Exodus - Tempo of the Damned (2004)Release ID: 1485
I was taking my sabbatical from metal when Exodus returned for their long-awaited & highly anticipated comeback album after twelve years in the musical wilderness but I made sure to check it out as soon as I returned five years later as by all accounts "Tempo Of the Damned" was somewhat of a minor classic & a definite return to form. I have to admit that the reality isn't quite as impressive as all that though & I think there's definitely a fair few people that got over-excited about the idea of Exodus returning to the studio in much the same way as they did about the lineup for Testament's "The Gathering" album. What we have here is a well produced & performed, meat-&-potatoes Exodus thrash metal record but it rarely leaves the impression of being particularly classic. In fact, there are a couple of tracks that I find to be pretty flat in the the revamp of the old Kirk Hammett-contributed number "Impaler" & the groove metal inspired "Shroud of Urine". That's not the only reference to groove metal either as it's not hard to pick up on the influence of Pantera in their idols' sound at several points across the tracklisting but my preference is definitely towards the thrashier material, particularly the mid-paced moshpit style stuff that the band grew up cutting their teeth on (see album highlight "Sealed With a Fist" for example). That classic Exodus guitar tone is certainly still going strong & it gives the riffs the sort of definition that only the Holt/Hunolt combination knows how. Their guitar solos are right on the money too & inevitably represent the high point of the more filler-oriented material. Steve Souza's vocals are positively gnarly at times & I really love it when he gets his attitude on. Unfortunately his screamier moments are pretty weak & unappealing though & I'd recommend that he sticks to what he does best in future rather than pushing himself so far outside of his limited comfort zone.

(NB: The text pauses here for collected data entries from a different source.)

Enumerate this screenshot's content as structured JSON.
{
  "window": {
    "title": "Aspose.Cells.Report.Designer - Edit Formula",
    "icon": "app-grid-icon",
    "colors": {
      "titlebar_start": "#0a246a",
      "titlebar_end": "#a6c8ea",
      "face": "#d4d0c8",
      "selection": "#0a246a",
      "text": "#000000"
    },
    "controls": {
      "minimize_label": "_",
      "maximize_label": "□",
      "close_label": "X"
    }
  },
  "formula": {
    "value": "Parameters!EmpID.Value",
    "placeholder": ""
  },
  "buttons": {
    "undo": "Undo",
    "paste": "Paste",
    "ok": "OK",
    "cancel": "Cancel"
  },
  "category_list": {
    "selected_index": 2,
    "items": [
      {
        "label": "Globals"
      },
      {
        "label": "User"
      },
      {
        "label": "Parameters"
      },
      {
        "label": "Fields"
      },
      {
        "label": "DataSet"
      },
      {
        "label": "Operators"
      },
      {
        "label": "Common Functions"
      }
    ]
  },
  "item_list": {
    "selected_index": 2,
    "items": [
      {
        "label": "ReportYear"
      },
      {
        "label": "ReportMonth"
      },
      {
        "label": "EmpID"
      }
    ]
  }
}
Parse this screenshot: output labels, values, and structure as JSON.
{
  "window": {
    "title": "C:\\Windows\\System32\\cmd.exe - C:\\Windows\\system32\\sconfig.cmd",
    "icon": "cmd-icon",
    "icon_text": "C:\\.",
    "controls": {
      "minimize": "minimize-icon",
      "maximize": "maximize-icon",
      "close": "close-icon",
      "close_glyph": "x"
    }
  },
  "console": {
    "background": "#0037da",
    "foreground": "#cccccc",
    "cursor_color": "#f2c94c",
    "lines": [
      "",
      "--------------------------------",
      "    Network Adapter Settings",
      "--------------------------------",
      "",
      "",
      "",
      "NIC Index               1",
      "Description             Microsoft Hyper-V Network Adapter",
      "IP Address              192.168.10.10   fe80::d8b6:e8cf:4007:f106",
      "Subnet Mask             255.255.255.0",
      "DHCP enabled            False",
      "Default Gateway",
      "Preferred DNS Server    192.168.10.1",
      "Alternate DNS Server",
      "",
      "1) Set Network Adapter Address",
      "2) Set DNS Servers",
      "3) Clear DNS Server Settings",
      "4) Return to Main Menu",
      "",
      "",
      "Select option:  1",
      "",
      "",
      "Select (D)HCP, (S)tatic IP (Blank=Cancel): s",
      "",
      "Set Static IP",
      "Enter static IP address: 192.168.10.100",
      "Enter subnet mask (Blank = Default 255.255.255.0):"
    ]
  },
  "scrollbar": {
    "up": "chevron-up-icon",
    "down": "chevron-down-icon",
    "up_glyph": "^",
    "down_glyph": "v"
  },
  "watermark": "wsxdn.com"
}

While "Tempo Of The Damned" is certainly gonna offer a fair bit of appeal for diehard thrash metal fans who crave the glory days of the mid-1980's & also possesses a little something for the early 90's groove metal crowd too, I just don't think it's on the same level as a record like 1987's very solid Pleasures Of The Flesh", let alone genuine classics like "Bonded By Blood" or "Fabulous Disaster". It's a well-executed if inessential thrash record that will keep their existing fanbase salivating but is unlikely to convert an entirely new supporters.
For fans of Overkill, Testament & Metallica.